AVX (stands for Advanced Vectors Extensions) is a set of CPU instructions designed for performing SIMD operations. AVX has instructions for operations like addition, multiplication that act on wide 256-bit registers. These 256-bit registers can load 4 double or 8 single precision floating point numbers at the same time.
In C, there are header files that allow you to easily access these instructions without writing assembly. Here is an example of using SIMD in C to write a simple "vector add" like program.
#include <immintrin.h> // provides access to all SIMD intrinsics
int main(int argc, char** argv){
float a[4], b[4], result[4];
__m128 va, vb, vresult; // 128-bit register type for 4 single-precision floats
// __m128d is the type for 2 doubles instead of 4 floats
va = _mm_loadu_ps(a); // load content from a to va
vb = _mm_loadu_ps(b); // load content from b to vb
vresult = _mm_add_ps(va, vb); // add va and vb together
_mm_storeu_ps(result, vresult); // store content from register to memory
}
Matrix multiplication with SIMD
It is really easy to use SIMD instructions to speed up our matrix multiplication algorithm (Doing the indexing for everything can get really annoying, I had to draw it out via pen and paper when debugging ._.)
If you look at where we left off last part, we just have to find a part where we can parallize easily.
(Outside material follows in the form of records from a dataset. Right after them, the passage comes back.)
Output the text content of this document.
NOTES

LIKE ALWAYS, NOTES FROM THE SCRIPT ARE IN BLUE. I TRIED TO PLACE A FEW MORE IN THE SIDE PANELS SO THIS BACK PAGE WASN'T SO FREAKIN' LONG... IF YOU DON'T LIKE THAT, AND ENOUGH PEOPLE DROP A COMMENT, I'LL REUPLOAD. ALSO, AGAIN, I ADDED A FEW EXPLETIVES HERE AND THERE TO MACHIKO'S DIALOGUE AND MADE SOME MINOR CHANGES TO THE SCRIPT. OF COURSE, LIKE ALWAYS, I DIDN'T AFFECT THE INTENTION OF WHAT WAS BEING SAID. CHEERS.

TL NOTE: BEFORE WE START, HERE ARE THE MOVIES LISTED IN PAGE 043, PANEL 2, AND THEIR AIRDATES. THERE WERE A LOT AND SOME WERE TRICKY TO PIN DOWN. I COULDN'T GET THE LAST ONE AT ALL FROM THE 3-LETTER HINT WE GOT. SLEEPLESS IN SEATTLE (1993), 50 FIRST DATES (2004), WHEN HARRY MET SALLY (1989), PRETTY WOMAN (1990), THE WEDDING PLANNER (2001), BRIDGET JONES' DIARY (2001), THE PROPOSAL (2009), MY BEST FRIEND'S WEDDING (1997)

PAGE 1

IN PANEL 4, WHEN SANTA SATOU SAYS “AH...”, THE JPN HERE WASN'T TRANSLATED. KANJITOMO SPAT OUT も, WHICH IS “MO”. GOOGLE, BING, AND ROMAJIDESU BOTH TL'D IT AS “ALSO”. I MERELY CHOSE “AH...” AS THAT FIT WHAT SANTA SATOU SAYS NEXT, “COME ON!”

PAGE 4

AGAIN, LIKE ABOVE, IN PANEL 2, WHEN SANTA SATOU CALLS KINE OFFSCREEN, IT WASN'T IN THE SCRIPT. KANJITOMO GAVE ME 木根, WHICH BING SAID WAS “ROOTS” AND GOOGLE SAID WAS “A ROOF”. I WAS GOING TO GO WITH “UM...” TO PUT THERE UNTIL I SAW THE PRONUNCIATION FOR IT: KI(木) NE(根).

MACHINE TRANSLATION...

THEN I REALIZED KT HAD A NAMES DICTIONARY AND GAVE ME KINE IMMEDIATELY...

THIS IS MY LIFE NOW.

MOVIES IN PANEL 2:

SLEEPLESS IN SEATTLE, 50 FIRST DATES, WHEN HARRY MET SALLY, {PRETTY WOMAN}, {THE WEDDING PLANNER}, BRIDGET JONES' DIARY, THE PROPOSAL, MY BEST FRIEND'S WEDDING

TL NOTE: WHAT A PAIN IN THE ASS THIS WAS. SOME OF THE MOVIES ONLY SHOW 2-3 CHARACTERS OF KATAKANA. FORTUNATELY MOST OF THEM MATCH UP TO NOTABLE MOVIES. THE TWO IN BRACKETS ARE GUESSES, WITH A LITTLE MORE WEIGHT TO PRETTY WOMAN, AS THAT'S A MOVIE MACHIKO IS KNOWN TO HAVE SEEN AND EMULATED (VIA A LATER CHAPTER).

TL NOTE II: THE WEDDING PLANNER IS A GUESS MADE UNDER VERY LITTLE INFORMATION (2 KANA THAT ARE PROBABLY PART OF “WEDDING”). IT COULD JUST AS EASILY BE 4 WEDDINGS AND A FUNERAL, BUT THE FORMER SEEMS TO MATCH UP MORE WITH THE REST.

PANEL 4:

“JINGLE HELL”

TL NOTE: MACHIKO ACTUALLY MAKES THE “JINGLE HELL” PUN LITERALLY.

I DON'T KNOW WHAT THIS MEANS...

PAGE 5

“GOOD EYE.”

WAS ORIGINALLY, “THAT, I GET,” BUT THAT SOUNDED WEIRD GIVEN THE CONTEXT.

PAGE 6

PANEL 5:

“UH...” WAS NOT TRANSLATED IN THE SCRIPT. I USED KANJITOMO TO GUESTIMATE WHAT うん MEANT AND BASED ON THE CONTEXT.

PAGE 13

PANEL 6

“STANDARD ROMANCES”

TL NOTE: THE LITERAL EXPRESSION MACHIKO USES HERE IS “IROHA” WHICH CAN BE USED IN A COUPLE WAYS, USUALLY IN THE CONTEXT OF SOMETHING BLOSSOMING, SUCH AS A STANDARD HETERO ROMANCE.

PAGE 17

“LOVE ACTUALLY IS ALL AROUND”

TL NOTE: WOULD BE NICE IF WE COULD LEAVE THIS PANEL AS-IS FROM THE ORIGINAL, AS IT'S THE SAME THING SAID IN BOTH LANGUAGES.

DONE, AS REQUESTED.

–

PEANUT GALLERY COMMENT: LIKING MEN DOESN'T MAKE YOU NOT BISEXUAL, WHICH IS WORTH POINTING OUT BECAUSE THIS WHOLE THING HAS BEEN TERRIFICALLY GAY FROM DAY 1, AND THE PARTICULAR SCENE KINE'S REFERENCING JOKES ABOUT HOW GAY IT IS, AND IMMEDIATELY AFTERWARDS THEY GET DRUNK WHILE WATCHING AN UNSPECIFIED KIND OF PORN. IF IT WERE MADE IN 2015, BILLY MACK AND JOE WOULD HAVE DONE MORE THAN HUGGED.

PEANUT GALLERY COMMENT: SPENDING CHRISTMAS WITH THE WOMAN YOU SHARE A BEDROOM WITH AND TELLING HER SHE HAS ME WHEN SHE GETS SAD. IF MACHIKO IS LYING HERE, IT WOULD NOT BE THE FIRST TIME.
Choosing the k loop seems to be the easiest option to implement.
void matmul(float* A, float* BT, float* C){
for (int bx = 0; bx < N; bx += BLOCK_SIZE){
for (int by = 0; by < N; by += BLOCK_SIZE){
// inner loop
for (int k = 0; k < N; k++){
for (int x = bx; x < bx + BLOCK_SIZE; x++){
for (int y = by; y < by + BLOCK_SIZE; y++){
C[x][y] += A[x][k] * BT[y][k];
}}}}}}
With SIMD, we can initialize an array of __m256 registers to store the results (I use __m256 as my CPU does not support AVX512 which has 512-bit registers), and then use the fused multiply-add intrinsic _mm256_fmadd_ps which performs the operation result[i] = a[i]*b[i] + result[i] to replace the C[x][y] += A[x][k] * BT[y][k] part of our computation from the previous algorithm.
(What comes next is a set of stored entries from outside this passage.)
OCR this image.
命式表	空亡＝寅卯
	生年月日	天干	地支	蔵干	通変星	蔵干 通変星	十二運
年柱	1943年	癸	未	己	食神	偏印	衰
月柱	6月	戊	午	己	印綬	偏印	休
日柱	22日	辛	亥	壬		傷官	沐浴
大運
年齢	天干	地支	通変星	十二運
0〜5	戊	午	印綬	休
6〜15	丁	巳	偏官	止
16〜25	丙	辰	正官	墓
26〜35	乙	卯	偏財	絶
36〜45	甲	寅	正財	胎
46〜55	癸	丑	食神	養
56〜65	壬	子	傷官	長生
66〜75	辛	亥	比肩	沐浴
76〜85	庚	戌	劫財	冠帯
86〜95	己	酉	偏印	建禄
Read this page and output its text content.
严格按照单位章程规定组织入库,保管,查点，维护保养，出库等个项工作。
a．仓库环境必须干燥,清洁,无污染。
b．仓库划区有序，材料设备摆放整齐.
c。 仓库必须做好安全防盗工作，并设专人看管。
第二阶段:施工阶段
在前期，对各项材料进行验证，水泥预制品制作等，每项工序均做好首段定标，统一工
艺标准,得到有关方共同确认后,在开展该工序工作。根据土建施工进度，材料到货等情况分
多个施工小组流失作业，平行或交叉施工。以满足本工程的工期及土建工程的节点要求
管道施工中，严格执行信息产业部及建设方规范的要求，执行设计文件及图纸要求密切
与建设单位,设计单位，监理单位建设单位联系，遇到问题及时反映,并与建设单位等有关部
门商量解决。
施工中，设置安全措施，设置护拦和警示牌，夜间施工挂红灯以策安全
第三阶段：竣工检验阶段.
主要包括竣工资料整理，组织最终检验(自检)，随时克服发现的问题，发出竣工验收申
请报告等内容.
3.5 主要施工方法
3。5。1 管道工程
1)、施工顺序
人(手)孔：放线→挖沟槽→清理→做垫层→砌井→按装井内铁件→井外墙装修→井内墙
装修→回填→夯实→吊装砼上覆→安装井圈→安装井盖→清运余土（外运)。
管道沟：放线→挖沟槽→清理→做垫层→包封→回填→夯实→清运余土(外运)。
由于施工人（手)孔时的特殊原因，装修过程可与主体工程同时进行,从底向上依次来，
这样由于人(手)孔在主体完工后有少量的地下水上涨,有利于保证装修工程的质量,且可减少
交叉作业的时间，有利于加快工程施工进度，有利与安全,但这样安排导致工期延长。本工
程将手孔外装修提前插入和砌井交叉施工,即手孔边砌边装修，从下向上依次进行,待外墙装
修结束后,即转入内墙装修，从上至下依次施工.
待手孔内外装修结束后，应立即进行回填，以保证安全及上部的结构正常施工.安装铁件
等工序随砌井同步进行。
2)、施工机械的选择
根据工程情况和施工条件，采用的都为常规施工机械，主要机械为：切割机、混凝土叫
You can find a list and documentation of SIMD instructions at the Intel Intrinsics Guide.
Note, I also changed BLOCK_SIZE to a more fine-grained BLOCK_X and BLOCK_Y for better cache coherency.
void matmul(float* A, float* BT, float* C){
for(int by = 0; by < N; by += BLOCK_Y){
for(int bx = 0; bx < N; bx += BLOCK_X){
__m256 tc[BLOCK_Y][BLOCK_X] = {};
for(int k = 0; k < N; k+= 8){
for(int y = 0; y < BLOCK_Y; y++){
__m256 a_vec = _mm256_loadu_ps(&A[by+y][k]);
for(int x = 0; x < BLOCK_X; x++){
__m256 b_vec = _mm256_loadu_ps(&BT[bx+x][k]);
tc[y][x] = _mm256_fmadd_ps(a_vec, b_vec, tc[y][x]);
}
}
}
for(int y = 0; y < BLOCK_Y; y++){
for(int x = 0; x < BLOCK_X; x++){
float tmp = 0.0;
for(int i = 0; i < 8; i++)tmp += tc[y][x][i];
C[by+y][bx+x] = tmp;
}
}
}
}
}
This implementation can achieve ~110 gflop/s on my machine, which is close to the ~140 gflop/s by openBLAS. Based on my research, further improvements and optimizations require tuning for specific hardware specifications of my CPU. I may pursue that in the future, but for now I am happy with the result we achieved!